Richard Carroll, associate professor of psychiatry and behavioral sciences at Northwestern University's Feinberg School of Medicine, said LGBT teenagers are four to five times more likely to experience suicidal thoughts or attempt suicide, compared with heterosexual adolescents.

"These external stresses, which often take the form of being openly negative about being homosexual, they creep their way in internally," Carroll said. "The suicide at Rutgers, attacks on adolescents who are gay and adults who are gay. It's hard for most straight people to appreciate how insidious those negative messages are."

Klise, who is gay, said it wasn't until he began working at the high school eight years ago that memories of his own youthful struggles with identity resurfaced.

"I had forgotten what it was like to be a gay teen," Klise said. "Society has changed a lot, but that doesn't make it easier for a kid to admit they're different from their friends and their families. I wanted to express that fear and that confusion that a lot of closeted gay kids feel, but do it in a way that would be entertaining and approachable."

"Love Drugged" is the story of Jamie Bates, a Chicago high school freshman who is gay but in the closet. He wants nothing more than to fit in, but when a classmate learns his secret, he fears his life will be ruined. Jamie tries to keep his cover by getting involved with a beautiful female student, and that relationship leads him to discover an untested drug that can "cure" homosexuality.

Told with a dark sense of humor, the novel gives readers a firsthand look at the pressures closeted gay teens can face and the lengths they might go to in order to conform with what they believe is the norm. Through Jamie, Klise describes "those harrowing years between ages 10 and 18, when the meanest, most dreaded, completely acceptable, worst insult for any boy was to be called simply 'fag.'"

"When I was in high school," Klise said, "there wasn't a single openly gay student in my school. I think a lot of us were just sort of clueless. We didn't even see it as an option."

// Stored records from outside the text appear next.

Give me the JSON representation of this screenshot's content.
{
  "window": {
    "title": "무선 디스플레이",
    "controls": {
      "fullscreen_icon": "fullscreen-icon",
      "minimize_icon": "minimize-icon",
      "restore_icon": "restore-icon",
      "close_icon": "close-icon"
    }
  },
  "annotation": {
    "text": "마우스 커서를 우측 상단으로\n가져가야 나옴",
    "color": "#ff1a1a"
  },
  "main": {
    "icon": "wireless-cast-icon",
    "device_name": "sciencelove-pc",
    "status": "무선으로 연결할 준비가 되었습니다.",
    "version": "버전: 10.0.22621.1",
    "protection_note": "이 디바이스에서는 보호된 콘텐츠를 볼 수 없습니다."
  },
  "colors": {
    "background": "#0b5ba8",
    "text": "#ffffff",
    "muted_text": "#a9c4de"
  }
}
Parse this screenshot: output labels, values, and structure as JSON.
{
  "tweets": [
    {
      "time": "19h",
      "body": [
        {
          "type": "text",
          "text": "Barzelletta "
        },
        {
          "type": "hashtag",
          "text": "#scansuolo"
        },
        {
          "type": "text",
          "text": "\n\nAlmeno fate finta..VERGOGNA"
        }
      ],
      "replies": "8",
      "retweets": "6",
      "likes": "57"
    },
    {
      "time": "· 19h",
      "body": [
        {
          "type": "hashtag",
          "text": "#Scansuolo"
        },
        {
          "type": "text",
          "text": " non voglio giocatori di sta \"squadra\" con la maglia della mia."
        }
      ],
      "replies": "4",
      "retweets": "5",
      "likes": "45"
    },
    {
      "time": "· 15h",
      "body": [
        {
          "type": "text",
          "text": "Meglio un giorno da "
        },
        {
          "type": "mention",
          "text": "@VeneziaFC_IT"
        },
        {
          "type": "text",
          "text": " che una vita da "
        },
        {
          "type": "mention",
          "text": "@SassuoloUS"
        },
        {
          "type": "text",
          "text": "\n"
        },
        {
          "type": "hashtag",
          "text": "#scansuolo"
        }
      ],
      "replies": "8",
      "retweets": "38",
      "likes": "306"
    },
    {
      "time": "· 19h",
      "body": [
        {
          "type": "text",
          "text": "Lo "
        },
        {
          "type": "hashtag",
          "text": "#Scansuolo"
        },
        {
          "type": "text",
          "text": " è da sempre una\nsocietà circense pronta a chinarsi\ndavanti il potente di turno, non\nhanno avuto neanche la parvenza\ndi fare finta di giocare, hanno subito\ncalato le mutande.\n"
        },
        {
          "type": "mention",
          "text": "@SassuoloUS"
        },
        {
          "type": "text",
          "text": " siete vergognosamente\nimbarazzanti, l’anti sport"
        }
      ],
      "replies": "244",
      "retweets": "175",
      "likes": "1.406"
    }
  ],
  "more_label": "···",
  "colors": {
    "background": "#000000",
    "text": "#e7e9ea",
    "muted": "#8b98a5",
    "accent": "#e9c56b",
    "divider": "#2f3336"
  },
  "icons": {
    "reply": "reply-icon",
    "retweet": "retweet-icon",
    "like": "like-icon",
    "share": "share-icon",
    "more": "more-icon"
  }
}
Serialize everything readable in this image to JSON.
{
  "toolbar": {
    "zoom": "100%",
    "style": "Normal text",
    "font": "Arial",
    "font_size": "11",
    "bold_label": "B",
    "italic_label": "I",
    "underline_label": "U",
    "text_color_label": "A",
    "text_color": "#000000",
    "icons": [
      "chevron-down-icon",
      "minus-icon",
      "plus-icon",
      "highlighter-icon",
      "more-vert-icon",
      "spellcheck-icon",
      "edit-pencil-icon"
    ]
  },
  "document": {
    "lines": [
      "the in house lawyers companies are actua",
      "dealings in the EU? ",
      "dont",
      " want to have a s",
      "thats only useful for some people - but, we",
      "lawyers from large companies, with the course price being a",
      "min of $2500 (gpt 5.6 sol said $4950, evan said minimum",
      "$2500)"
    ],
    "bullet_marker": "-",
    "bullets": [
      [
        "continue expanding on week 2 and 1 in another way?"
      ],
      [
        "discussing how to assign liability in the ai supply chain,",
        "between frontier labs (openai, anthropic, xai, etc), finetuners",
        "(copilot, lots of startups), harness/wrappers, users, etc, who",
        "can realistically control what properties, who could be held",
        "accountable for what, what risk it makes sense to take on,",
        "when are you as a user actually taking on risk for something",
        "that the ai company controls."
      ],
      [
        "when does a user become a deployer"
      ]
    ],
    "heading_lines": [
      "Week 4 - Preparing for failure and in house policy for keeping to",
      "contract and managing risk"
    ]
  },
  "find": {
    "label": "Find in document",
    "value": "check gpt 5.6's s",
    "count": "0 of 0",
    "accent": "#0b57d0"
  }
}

Klise runs the Northtown Academy library, routinely works with students on their writing and advises the student literary journal and the school's gay-straight alliance. He said his sexuality has never been an issue, though he recognizes there are places in the country where he might be out of a job for writing a book like "Love Drugged."

Brock Goldflies, a straight 18-year-old senior, is vice president of Northtown's gay-straight alliance. He said students view Klise as an educator and an intellectual resource, not as a gay man.

He said the librarian's book nailed the modern-day high school experience, particularly the uncomfortable emotions gay students or teens unsure of their sexuality have to work through.

"One of the main things about the book is the idea of trying to diminish homosexuality as a foreign source, as something bad," Goldflies said. "It was really unjust, this idea of taking a pill to change who you are. It's a human soul that it's trying to get rid of."

Yet Goldflies and Thompson both said they believe there are people who would be all for such a "remedy," people who think homosexuality is an affliction that can be cured.

And that reality lies at the heart of Klise's motivation for exploring his own life experiences and weaving them into the fictional, modern-day world of Jamie Bates. He said he hopes teenagers, both gay and straight, read the book and take from it a sense that the best way to be "normal" is to simply be yourself.